Tuesday, April 7, 2009

Homemade Easter Candy

My family is fortunate to have some wonderful neighbors. For example, one family always picks up our mail and even shovels our walk if it snows when we out of town. Another family welcomed us home from an extended trip with a huge homemade banner and a balloon bouquet, and also by filling our refrigerator with food.

This year, I decided to say "thank you" to those special neighbors by giving them some homemade Easter candy. I found some plastic egg cartons at a dollar store which I will have my kids decorate with Easter-themed stickers. Inside, I will fill the box with some delectable homemade candies.

If you would like to do something similar for a special person in your life, you might try your hand at some of these recipes:

This blog has a recipe for white chocolate birds' nests filled with jelly beans.

This blog gives step-by-step directions for making adorable bunny-shaped boxes made with white chocolate melts. Yes, the box is edible!

This isn't exactly candy -- but it is very creative! Chocolate cupcakes reminscent of those wonderful Cadbury chocolate eggs.

Here is a recipe for homemade candy corn. I can picture it in pastel colors for Easter. Or take the basic recipe and instead of forming it into candy corn, form it into Easter eggs.

I found this recipe for Crunchy Easter eggs. It is made with graham crackers, coconut and peanut butter, shaped like an egg and then dipped in chocolate.

These Fruit and Nut Eggs sound delicious! Their ingredient list includes maraschino cherries, chopped pecans and coconut.

I love Salted Nut Rolls and plan to try this recipe for a homemade version.

I will be making some of these candies in the next few days. Please check back on this log, as I will post updates on the candy-making process and photos.

Saturday, April 4, 2009

Holy Week Banner

I've added another project to the Diary of the Sower blog -- a Holy Week banner. This would be a quick and simple project that you could whip up today and begin using tomorrow. Check it out here.

Friday, April 3, 2009

Our Lenten Jesus Tree

I thought some of you might be interested in the project that I just posted on my other blog: Diary of a Sower. It's about a new tradition we have started this year -- we are using a Jesus Tree to mark the days of Lent. (See the photo.) For more information check out at the blog at this link.

Wednesday, April 1, 2009

Make your own heirloom Easter Basket

As I mentioned in the current edition of the CreativeGiftGiver website, when I was a child my mom made our Easter baskets from an old beach bottle that was cut into a bunny shape and crocheted on the edges with colored yarn. As an adult looking back, I now realize the uniqueness of that homemade basket. I still have it (although it has aged and worn a bit). But I can still feel my mom's love when I look at it, knowing she took the time to make a special basket for each of us kids.

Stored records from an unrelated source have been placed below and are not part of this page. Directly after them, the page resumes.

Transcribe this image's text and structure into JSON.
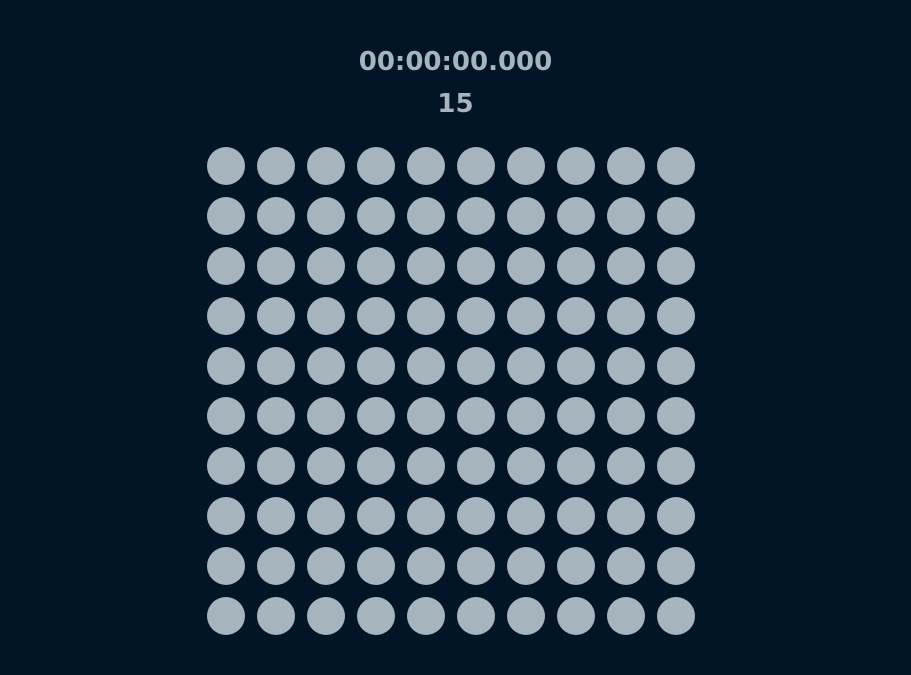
{
  "timer": "00:00:00.000",
  "counter": "15",
  "grid": {
    "rows": 10,
    "cols": 10,
    "dot_state": "inactive"
  },
  "colors": {
    "background": "#021527",
    "text": "#a6b4bd",
    "dot": "#a6b4bd"
  }
}
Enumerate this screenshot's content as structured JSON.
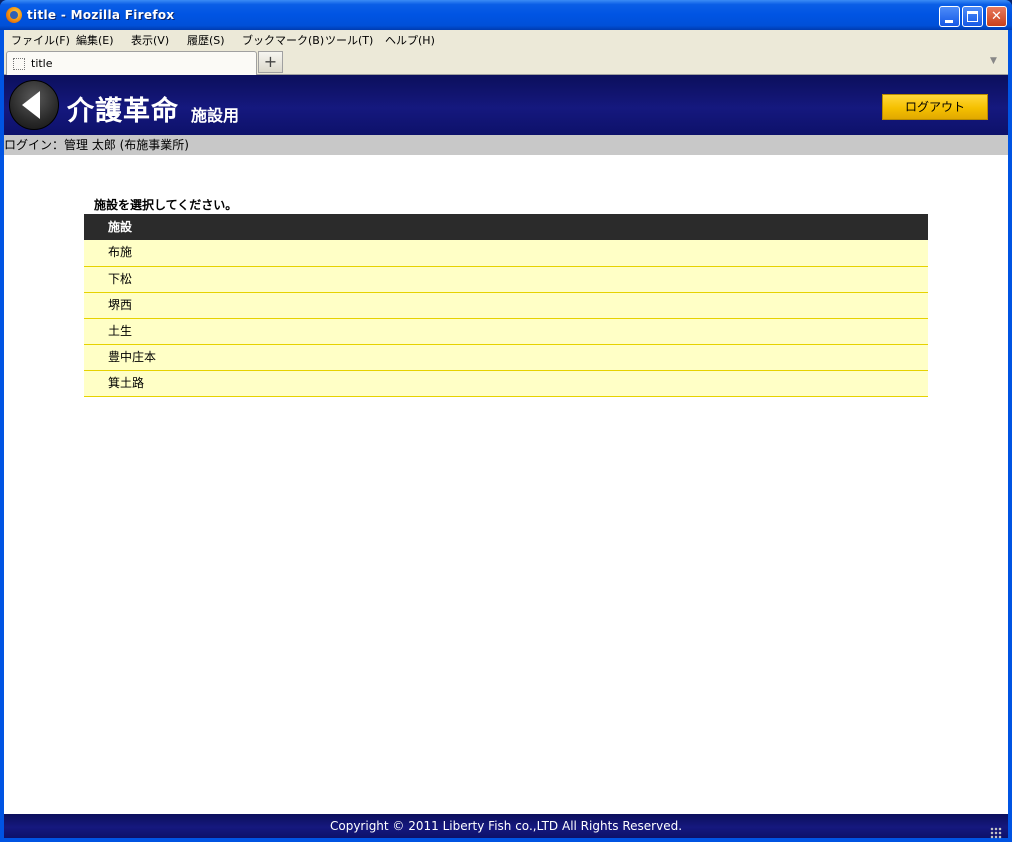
{
  "window": {
    "title": "title - Mozilla Firefox",
    "icon": "firefox-icon"
  },
  "menu": [
    "ファイル(F)",
    "編集(E)",
    "表示(V)",
    "履歴(S)",
    "ブックマーク(B)",
    "ツール(T)",
    "ヘルプ(H)"
  ],
  "tabs": {
    "active_label": "title",
    "new_tab_label": "+"
  },
  "header": {
    "title": "介護革命",
    "subtitle": "施設用",
    "logout_label": "ログアウト"
  },
  "login_info": "ログイン：管理 太郎 (布施事業所)",
  "facility_selection": {
    "instruction": "施設を選択してください。",
    "column_header": "施設",
    "facilities": [
      "布施",
      "下松",
      "堺西",
      "土生",
      "豊中庄本",
      "箕土路"
    ]
  },
  "footer": {
    "copyright": "Copyright © 2011 Liberty Fish co.,LTD All Rights Reserved."
  },
  "colors": {
    "header_bg": "#15187e",
    "logout_button": "#f5c000",
    "table_header_bg": "#2b2b2b",
    "table_row_bg": "#ffffc6",
    "table_row_border": "#e6d200",
    "login_bar_bg": "#c8c8c8"
  }
}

On the website, I give links and suggestions for making your own heirloom Easter basket. Most of the baskets are made with recycled items found around the home, or inexpensive items you can pick up from the craft store.

I also promised to share information on how to make the Duck and Bunny cannisters pictured on the website. These adorable cannisters would make perfect baskets that could be reused year after year. So, let's get started!

Duck and Bunny cannisters

1. Small potato chip or nut can 
2. Fun foam in your choice of colors 
(we used orange and yellow for our duck and 
white, pink and black for our bunny) 
3. Chenille stems (also known as pipe cleaners)
4. Hot glue or tacky glue
5. Cotton ball (for bunny's tail)
6. Scissors
7. Permanent marker
1. Measure the length and width of the can and cut out a piece of fun foam to fit around the can.  Glue it onto the can, lapping ends in the back and leaving two gaps at the top for the basket handles.
2. Hand draw (or use a coloring book pattern) the wings, beak, eyes and webbed feet for the duck;  or ears, eyes, 4 paws (two for "hands" and two for "feet") and a nose for the bunny.   
3. Trace each piece on fun foam and cut out with scissors.  If desired, trace an outline of the wings and webbed feet, or the paws, with a black permanent marker onto the fun foam.  Allow ink to dry completely
4. Glue each piece of fun foam onto the can.  (For the bunny, make whiskers out of black chenille stems and glue them behind the bunny's fun foam nose.) Allow to dry completely. 
To make the bunny's tale, glue a cotton ball on the backside of the can. 
5. If desired, use a permanent marker to draw additional details on the face. 
6. Take two or three chenille stems and twist them around each other, then shape them into a handle.  Place each end of the handle on different sides of the basket, anchoring the handle between the fun foam and the can.  Secure in place with glue. 
7. Fill with shred or Easter grass and add candy or small trinkets.